Create the terrain material:
- In the Slate Material Editor, drag a new Arch & Design material from the Browser into the active View. Double-click the new
material node so you can see its parameters. Name this material Terrain.
- On the Templates rollout, open the drop-down list of templates, and choose Matte Finish.
- Assign a Bitmap to the Diffuse Color Map component of the Terrain material node.
3ds Max Design opens a file dialog.
- In the file dialog, browse to the \sceneassets\images folder. Choose the file terrain.jpg and click Open.

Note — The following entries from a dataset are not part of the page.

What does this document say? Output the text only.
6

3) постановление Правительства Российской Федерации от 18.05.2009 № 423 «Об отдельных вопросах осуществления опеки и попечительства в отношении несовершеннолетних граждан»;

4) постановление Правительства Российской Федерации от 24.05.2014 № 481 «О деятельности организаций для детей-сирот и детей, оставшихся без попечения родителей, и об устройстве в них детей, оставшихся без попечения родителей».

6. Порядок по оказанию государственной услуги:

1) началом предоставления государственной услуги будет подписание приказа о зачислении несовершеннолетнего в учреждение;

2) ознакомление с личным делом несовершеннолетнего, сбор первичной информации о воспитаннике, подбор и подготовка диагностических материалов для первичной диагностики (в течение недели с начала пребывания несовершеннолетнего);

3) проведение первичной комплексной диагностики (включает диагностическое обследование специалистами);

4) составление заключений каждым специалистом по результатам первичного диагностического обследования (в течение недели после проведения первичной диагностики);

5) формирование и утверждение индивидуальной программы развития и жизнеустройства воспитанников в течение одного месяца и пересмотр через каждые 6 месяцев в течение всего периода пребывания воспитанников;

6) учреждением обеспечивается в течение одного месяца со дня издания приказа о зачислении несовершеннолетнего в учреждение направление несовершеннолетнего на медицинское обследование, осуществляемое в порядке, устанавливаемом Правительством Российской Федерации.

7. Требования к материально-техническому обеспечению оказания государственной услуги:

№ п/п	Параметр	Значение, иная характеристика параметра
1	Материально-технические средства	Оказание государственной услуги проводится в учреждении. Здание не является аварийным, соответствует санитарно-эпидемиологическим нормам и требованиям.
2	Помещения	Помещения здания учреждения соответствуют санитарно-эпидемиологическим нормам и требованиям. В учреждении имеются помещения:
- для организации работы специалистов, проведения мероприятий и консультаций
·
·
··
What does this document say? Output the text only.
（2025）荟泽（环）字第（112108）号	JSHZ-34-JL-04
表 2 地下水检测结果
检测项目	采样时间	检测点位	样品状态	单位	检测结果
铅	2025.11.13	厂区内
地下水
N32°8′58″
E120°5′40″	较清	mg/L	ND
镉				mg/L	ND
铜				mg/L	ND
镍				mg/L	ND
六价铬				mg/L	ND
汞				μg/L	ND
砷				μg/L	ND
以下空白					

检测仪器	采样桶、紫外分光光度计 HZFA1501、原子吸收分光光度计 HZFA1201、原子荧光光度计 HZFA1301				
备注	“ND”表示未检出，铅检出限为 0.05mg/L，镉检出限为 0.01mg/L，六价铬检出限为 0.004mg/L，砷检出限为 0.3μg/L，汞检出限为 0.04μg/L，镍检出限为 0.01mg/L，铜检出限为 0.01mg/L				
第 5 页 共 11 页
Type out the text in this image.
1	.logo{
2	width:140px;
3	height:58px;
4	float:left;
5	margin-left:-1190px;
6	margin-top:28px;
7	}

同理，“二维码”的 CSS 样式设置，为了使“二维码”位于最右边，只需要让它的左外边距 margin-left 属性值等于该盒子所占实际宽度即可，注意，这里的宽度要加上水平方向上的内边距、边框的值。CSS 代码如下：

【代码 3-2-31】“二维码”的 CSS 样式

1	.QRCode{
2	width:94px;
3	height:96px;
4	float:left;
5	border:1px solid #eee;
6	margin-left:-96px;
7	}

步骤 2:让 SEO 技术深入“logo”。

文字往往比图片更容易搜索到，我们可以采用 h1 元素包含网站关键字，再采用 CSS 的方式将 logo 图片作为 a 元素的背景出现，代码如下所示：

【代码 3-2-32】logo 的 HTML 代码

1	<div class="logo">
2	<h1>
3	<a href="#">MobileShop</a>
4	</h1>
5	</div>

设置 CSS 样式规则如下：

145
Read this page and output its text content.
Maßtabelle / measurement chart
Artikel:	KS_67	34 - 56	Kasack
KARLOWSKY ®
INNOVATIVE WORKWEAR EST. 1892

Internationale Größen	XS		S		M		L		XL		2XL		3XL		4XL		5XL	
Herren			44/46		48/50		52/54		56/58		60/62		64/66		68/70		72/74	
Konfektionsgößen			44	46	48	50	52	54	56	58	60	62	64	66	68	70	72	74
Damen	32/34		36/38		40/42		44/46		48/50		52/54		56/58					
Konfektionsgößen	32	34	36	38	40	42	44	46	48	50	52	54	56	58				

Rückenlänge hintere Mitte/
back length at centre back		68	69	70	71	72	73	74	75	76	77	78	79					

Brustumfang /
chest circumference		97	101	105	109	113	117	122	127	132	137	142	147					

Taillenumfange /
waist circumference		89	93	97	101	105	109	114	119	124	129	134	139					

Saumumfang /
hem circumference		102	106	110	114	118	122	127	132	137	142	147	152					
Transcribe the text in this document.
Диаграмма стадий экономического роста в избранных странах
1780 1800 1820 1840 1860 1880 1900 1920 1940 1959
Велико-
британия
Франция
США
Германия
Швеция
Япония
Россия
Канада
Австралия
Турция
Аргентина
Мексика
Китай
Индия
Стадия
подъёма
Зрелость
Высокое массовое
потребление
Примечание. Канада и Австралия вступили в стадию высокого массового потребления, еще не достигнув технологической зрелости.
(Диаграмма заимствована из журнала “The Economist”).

- In the Top viewport, click to select the terrain object.
The terrain is easiest to see if the viewport is shaded. If it isn’t, press F3 to turn on shading.
- On the Slate Material Editor toolbar, click (Show Shaded Material In Viewport) to turn it on. (If you use a legacy viewport driver, this button's tooltip reads, "Show
Standard Map In Viewport.")
- Click the Terrain material node to make it active, then on the Slate Material Editor toolbar, click (Assign Material To Selection).
The map doesn’t appear in viewports yet because the terrain object is also an editable mesh, and requires a mapping modifier.
Adjust the mapping:
- On the Modify panel, choose UVW Map from the Modifier List drop-down list.
Planar mapping is appropriate again, in the case of the terrain.
On the UVW Map Parameters rollout, turn off Real-World Map Size.
Now the map is visible in shaded viewports.
- Double-click the Bitmap node so you can see its parameters.
- On the Coordinates rollout, turn off Use Real-World Scale.
The map still appears to be squashed: This is because the original texture is square, while the terrain object is oblong.
You can fix this by cropping the map.
- In the Bitmap Parameters rollout Cropping/Placement group, click the View Image button.
3ds Max Design opens a Specify Cropping/Placement dialog. It displays the map, surrounded by a red box with square handles. You can move
the box, or use the handles to resize it.
- In the Specify Cropping/Placement dialog, drag the handle in the middle of the lower edge upward, until the cropping box encloses
only about the upper quarter of the texture.
- Close the Specify Cropping/Placement dialog.
- In the Material Editor, in the Bitmap Parameters rollout Cropping/Placement group, click Apply to turn it on and apply the cropping. (Make sure Crop and not Place is the option chosen
just below the Apply toggle.)
Now the terrain map fits the terrain object.
- In the Slate Material Editor, line the Terrain nodes up with the other materials you’ve already created, then minimize the material node.
Save your work:
- Save the scene as my_villa_terrain.max.